И на обратном пути пел вместе со всеми… Эх, партизаны… та-ра-ра-ра… та-ра-та-та…

А слов не знаешь?

Напиши мне, я забыл! Та-ра-та-та!

В столовой перед нами ставят тарелки с мучной похлебкой. От усталости ложка дрожит у меня в руке.

Ему хоть бы что. Ложкой он орудует так же ловко, как лопатой. И я восхищаюсь, глядя на его руки.

Отличная похлебка, а? Delicious![13]

Delicious! Тем же тоном, каким хвалил отменнейшие блюда в нью-йоркском отеле.

Эта похлебка после полного трудового дня в бригаде стоит всех банкетов мира!

И тогда никто не интересовался твоим возрастом. Никто не смотрел косо, когда ты выкладывался на работе, отдавал все свои силы. Тогда каждому находили место. Ставили туда, где он был нужнее… А сегодня… если представляется случай, тут же избавляются.

Ты преувеличиваешь.

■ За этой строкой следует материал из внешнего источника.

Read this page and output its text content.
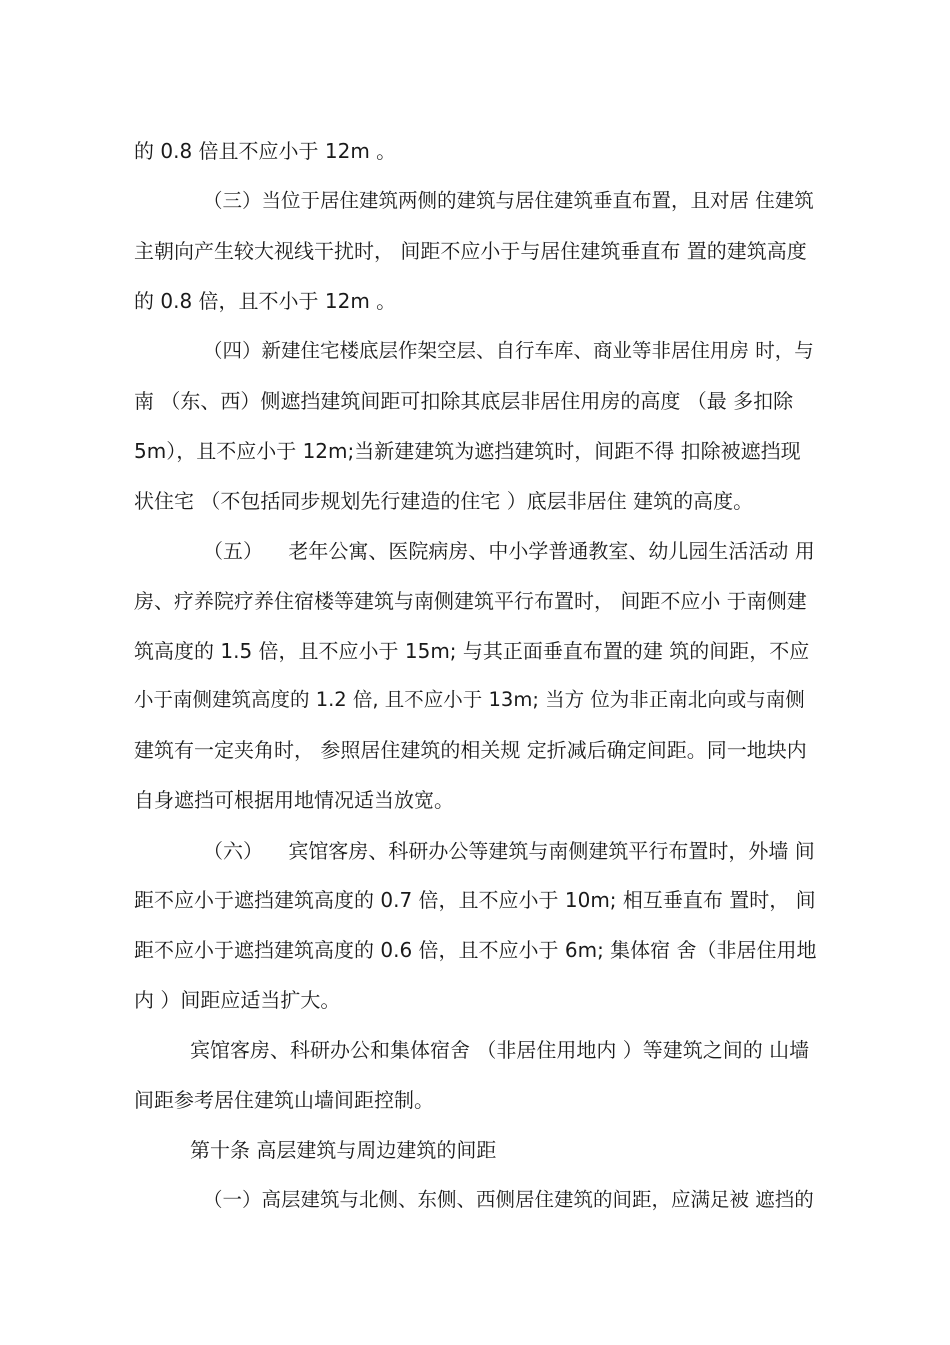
的 0.8 倍且不应小于 12m 。
（三）当位于居住建筑两侧的建筑与居住建筑垂直布置，且对居 住建筑
主朝向产生较大视线干扰时， 间距不应小于与居住建筑垂直布 置的建筑高度
的 0.8 倍，且不小于 12m 。
（四）新建住宅楼底层作架空层、自行车库、商业等非居住用房 时，与
南 （东、西）侧遮挡建筑间距可扣除其底层非居住用房的高度 （最 多扣除
5m），且不应小于 12m;当新建建筑为遮挡建筑时，间距不得 扣除被遮挡现
状住宅 （不包括同步规划先行建造的住宅 ）底层非居住 建筑的高度。
（五）    老年公寓、医院病房、中小学普通教室、幼儿园生活活动 用
房、疗养院疗养住宿楼等建筑与南侧建筑平行布置时， 间距不应小 于南侧建
筑高度的 1.5 倍，且不应小于 15m; 与其正面垂直布置的建 筑的间距，不应
小于南侧建筑高度的 1.2 倍, 且不应小于 13m; 当方 位为非正南北向或与南侧
建筑有一定夹角时， 参照居住建筑的相关规 定折减后确定间距。同一地块内
自身遮挡可根据用地情况适当放宽。
（六）    宾馆客房、科研办公等建筑与南侧建筑平行布置时，外墙 间
距不应小于遮挡建筑高度的 0.7 倍，且不应小于 10m; 相互垂直布 置时， 间
距不应小于遮挡建筑高度的 0.6 倍，且不应小于 6m; 集体宿 舍（非居住用地
内 ）间距应适当扩大。
宾馆客房、科研办公和集体宿舍 （非居住用地内 ）等建筑之间的 山墙
间距参考居住建筑山墙间距控制。
第十条 高层建筑与周边建筑的间距
（一）高层建筑与北侧、东侧、西侧居住建筑的间距，应满足被 遮挡的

Ведь и сегодня никто не вынуждает тебя уходить на пенсию.

Конечно. Все только добра желают. Видят, что ты устал, нуждаешься в отдыхе! Устал от суматохи. Реорганизация за реорганизацией, а возможностей работать все меньше и меньше. И вдруг ты чувствуешь, что ты в пустоте, вертишься вхолостую…

Не надо так громко!

Раньше, ты понимаешь, речь шла о том, чтобы давать, а сейчас только о том, чтобы брать, вот в чем дело. Но я опять раскричалась. Волнуюсь. Что он там делает, этот врач, почему его нет?

Наконец-то! Мне стало легче, когда врач вышел, и я накинулась на него с вопросами, Ну что? Когда мы начнем…

Посмотрим, понаблюдаем! Надо набраться терпения, успокаивает он меня.

Что еще сказать? Годы, болезнь. Прогрессирующий атеросклероз. Конечно, имеют место некоторые изменения. Колебания в ту и другую сторону. Чудес, однако, не бывает. Поживем — увидим. И знаете, как раз сейчас у меня несколько случаев еще более трагических, чем этот. Юная жизнь, например, которую съедает рак…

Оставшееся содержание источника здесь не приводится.